Unilateral ureter obstruction induces an exaggerated prostaglandin release from isolated perfused rabbit kidneys in response to vasoactive peptides. Perfused hydronephrotic kidneys also exhibit the release of thromboxane A2 which is not detected with normal or contralateral kidneys. Reversal of the ureteral obstruction causes a decreased production of PGs and TxA2 in response to bradykinin. Morphological examination of the HNK demonstrates an enlarged interstitial space containing a fibroblast-like cell and the presence of mononuclear cells. Administration of endotoxin to the perfused HNK elicits the release of PGE2 and TxB2 consistent with the ability of endotoxin to stimulate arachidonic acid metabolism in cultured macrophage. Rabbit CLK and the cat HNK, which are deficient in macrophages, exhibit minimal PGE2 and no detectable TxA2 release after endotoxin stimulation. Cells cultured from the rabbit HNK cortex contain fibroblast-like cells and phagocytic cells which respond to BK with a profound PG production. Conditioned media from mononuclear cells have been shown by others to stimulate PGE2 production from fibroblasts. Other models of renal disease (renal venous constriction and glycerol-induced tubular necrosis) exhibit exaggerated PG and TxA2 release and facilitated cortical microsomal AA metabolism. These data suggest that proliferation of fibroblast-like cells and the presence of mononuclear cells may be involved in this exaggerated PG and TxA2 production underlying renal injury.

Metabolic and cellular alterations underlying the exaggerated renal prostaglandin and thromboxane synthesis in ureter obstruction in rabbits. Inflammatory response involving fibroblasts and mononuclear cells.

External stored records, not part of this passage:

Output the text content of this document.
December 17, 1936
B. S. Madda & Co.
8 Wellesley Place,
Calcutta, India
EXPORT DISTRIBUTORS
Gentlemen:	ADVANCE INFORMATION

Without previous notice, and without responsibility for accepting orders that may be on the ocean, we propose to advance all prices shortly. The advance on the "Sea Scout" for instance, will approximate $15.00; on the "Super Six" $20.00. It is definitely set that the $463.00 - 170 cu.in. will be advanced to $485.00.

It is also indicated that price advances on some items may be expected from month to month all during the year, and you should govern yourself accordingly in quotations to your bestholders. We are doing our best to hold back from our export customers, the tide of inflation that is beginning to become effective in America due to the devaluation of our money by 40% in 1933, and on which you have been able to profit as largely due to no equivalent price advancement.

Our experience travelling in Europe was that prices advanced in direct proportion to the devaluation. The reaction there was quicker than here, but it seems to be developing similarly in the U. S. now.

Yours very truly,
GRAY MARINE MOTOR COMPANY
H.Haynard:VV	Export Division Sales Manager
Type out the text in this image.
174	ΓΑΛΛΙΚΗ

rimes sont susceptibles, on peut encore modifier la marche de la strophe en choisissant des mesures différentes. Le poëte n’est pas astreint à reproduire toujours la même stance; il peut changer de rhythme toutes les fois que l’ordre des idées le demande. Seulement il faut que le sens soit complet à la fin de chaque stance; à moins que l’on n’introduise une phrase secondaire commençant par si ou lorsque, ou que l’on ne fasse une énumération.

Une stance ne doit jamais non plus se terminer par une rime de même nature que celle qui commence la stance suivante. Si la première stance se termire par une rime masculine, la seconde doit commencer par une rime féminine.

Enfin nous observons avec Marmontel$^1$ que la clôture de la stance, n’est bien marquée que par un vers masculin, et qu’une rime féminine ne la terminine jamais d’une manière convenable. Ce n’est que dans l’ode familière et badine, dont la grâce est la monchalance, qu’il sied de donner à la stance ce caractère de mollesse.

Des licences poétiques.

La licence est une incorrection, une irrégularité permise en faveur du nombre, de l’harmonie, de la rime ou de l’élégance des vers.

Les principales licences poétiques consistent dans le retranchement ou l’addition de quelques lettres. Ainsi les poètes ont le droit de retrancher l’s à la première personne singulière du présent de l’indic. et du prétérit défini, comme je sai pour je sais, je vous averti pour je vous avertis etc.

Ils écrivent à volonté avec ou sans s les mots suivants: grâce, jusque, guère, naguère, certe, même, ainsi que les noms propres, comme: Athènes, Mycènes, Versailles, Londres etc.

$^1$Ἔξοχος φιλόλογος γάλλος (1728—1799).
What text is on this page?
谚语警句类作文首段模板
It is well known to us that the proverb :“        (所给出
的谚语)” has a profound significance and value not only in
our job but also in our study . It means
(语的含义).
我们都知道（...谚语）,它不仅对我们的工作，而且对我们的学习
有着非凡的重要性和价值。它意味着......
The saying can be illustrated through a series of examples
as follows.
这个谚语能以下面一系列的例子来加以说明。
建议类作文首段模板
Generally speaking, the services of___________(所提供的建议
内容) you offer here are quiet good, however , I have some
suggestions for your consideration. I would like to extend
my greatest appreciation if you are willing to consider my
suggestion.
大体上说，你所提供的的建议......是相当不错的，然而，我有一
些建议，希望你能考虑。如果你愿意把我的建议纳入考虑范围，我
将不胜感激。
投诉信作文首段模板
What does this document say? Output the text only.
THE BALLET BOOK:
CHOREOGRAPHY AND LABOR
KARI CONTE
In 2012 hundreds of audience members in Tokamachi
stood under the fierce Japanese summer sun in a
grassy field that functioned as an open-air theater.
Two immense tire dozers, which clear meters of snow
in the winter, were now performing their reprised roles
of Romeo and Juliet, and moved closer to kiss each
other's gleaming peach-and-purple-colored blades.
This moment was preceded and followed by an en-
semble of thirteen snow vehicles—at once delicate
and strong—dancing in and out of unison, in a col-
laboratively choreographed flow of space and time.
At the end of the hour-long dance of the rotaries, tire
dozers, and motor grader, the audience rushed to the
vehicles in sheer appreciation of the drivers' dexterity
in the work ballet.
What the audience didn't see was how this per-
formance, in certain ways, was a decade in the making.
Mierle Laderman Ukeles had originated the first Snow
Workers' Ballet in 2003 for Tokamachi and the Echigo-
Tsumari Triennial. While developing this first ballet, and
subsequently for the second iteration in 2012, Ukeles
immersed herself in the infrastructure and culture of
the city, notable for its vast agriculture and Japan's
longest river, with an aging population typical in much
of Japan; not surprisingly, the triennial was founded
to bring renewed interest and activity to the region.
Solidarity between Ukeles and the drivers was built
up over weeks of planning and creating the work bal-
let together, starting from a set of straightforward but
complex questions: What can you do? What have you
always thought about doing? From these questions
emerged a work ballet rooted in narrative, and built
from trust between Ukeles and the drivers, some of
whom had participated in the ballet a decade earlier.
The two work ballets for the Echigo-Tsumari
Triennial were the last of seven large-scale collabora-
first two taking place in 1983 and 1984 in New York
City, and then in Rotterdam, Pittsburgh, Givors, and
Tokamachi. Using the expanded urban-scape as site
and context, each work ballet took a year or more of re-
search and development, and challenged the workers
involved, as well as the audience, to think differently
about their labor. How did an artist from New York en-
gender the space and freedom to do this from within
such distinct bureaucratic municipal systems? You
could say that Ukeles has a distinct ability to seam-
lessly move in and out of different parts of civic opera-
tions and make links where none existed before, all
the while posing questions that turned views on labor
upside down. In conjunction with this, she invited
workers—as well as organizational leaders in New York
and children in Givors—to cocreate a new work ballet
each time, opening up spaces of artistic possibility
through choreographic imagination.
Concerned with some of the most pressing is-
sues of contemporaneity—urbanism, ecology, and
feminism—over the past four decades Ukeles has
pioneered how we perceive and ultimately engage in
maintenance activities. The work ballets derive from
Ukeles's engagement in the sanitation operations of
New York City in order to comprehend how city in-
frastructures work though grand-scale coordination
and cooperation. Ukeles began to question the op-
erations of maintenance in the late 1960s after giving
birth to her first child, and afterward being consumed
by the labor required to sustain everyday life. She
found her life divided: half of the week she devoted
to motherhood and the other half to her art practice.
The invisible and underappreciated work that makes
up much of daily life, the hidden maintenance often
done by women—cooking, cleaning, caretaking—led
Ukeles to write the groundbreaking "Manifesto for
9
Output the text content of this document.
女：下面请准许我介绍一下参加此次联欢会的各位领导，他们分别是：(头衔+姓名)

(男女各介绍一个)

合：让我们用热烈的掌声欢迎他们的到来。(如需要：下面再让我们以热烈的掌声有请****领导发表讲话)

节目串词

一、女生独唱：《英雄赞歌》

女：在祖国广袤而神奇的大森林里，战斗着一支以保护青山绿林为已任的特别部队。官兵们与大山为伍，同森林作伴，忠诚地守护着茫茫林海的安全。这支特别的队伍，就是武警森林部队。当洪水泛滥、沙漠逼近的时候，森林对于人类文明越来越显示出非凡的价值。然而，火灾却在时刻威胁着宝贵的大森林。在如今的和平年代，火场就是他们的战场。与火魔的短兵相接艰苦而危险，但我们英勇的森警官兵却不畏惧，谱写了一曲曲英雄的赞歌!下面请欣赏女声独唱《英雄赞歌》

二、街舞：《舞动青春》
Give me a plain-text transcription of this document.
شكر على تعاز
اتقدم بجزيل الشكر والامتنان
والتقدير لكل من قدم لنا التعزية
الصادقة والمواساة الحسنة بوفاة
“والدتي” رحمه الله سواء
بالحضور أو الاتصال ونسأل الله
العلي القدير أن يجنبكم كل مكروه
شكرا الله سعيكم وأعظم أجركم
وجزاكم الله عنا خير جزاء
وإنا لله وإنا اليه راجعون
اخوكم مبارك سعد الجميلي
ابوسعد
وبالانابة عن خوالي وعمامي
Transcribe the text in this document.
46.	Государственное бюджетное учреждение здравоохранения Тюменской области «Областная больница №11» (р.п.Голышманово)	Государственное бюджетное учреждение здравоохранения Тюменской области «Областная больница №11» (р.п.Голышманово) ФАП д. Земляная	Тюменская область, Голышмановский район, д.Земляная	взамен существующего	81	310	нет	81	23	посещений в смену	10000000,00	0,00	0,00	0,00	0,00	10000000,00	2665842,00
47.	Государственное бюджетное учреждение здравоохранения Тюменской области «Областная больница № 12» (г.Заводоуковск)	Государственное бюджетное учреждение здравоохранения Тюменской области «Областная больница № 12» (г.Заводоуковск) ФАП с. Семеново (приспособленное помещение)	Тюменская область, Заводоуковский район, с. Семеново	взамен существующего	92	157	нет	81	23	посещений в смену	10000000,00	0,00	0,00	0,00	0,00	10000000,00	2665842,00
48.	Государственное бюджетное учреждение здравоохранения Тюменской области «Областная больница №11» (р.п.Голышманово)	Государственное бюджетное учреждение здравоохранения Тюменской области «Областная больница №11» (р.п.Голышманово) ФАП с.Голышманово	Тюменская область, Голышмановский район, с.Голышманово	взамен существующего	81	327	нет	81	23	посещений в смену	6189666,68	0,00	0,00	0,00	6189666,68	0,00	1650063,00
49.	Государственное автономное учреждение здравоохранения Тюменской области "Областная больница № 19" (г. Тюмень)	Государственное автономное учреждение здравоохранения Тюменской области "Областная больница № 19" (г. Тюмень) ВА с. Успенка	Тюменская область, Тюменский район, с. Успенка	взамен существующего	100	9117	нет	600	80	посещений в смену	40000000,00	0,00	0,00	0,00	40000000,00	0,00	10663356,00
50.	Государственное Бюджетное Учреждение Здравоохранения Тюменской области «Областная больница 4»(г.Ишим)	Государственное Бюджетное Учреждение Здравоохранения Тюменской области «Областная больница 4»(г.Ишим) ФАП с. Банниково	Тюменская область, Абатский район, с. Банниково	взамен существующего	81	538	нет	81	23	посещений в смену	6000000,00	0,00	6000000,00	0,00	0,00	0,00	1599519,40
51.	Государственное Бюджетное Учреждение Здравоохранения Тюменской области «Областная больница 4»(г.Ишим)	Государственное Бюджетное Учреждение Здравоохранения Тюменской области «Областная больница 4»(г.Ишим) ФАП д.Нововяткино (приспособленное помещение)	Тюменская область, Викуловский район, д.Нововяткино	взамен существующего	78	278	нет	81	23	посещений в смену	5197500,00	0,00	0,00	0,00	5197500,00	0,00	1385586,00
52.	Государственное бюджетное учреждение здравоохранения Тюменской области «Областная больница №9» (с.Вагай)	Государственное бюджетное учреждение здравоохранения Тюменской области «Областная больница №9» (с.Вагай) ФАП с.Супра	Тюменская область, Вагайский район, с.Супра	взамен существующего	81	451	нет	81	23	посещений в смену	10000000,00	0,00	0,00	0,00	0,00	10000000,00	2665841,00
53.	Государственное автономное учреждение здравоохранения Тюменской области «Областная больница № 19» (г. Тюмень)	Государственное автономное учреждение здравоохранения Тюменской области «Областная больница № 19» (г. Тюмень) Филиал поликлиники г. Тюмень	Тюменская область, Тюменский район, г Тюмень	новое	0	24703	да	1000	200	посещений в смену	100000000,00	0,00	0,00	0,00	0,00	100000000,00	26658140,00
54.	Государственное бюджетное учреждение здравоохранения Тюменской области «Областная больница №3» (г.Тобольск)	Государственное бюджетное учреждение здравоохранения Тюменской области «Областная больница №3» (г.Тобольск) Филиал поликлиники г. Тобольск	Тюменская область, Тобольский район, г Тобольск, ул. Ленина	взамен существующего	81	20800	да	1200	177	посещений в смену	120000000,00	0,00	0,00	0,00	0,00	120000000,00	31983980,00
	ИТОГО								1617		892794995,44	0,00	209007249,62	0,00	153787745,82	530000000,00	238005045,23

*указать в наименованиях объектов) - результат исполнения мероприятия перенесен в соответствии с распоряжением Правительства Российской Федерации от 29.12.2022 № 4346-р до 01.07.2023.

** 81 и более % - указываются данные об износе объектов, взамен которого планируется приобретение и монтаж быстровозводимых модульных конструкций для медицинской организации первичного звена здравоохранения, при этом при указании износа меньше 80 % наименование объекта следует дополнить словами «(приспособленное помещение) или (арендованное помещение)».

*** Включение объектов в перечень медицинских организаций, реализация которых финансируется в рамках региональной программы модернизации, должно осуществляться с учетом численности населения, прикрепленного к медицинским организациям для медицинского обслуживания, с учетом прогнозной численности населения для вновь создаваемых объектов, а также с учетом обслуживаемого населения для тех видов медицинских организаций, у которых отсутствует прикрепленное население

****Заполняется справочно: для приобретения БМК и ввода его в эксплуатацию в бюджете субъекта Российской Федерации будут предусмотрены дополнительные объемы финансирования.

Unilateral ureter obstruction in rabbits produced profound changes in endogenous and exogenous renal arachidonic acid metabolism. Isolated perfused hydronephrotic kidneys (removed after 3 or 10 d of ureter obstruction) responded to bradykinin stimulation with a markedly enhanced release of prostaglandin E2 and thromboxane A2. Reversal (3 or 10 d) of the ureter obstruction resulted in a reduction in the vasoactive peptide-induced release of prostaglandin E2 and thromboxane A2 from the perfused hydronephrotic kidney. However, postobstruction reversal of prostaglandin production by the agonist-stimulated perfused kidney was not reflected in the cortical microsomal cyclooxygenase activity, which is greatly enhanced during ureter obstruction and does not decrease after removal of the obstruction. Histological analysis of the renal cortex in rabbits with ureteral obstruction revealed a proliferation of fibroblast-like cells and the presence of mononuclear cells; removal of the obstruction did not result in a disappearance of cortical fibroblasts but did result in a decrease of monocytes. The critical involvement of mononuclear cells in the exaggerated arachidonate metabolism that occurs during hydronephrosis was exhibited by the demonstration that: (a) only the perfused hydronephrotic rabbit kidney responded to administration of endotoxin with a sustained release of prostaglandin E2 and thromboxane A2; (b) the contralateral rabbit kidney, which is devoid of mononuclear cells, did not respond to endotoxin; and (c) the hydronephrotic cat kidney, which exhibits a fibroblast proliferation with a low number of mononuclear cells, did not respond to endotoxin. Thus, proliferation of fibroblast-like cells and the presence of mononuclear cells appear to be involved in the exaggerated prostaglandin and thromboxane production underlying hydronephrosis. The increase in microsomal cyclooxygenase activity is apparently most closely correlated with the increased fibroblastic activation and cellularity, whereas mononuclear cells (possibly via monokines) seem to be critical for the markedly enhanced prostaglandin and thromboxane release induced by endotoxin and bradykinin.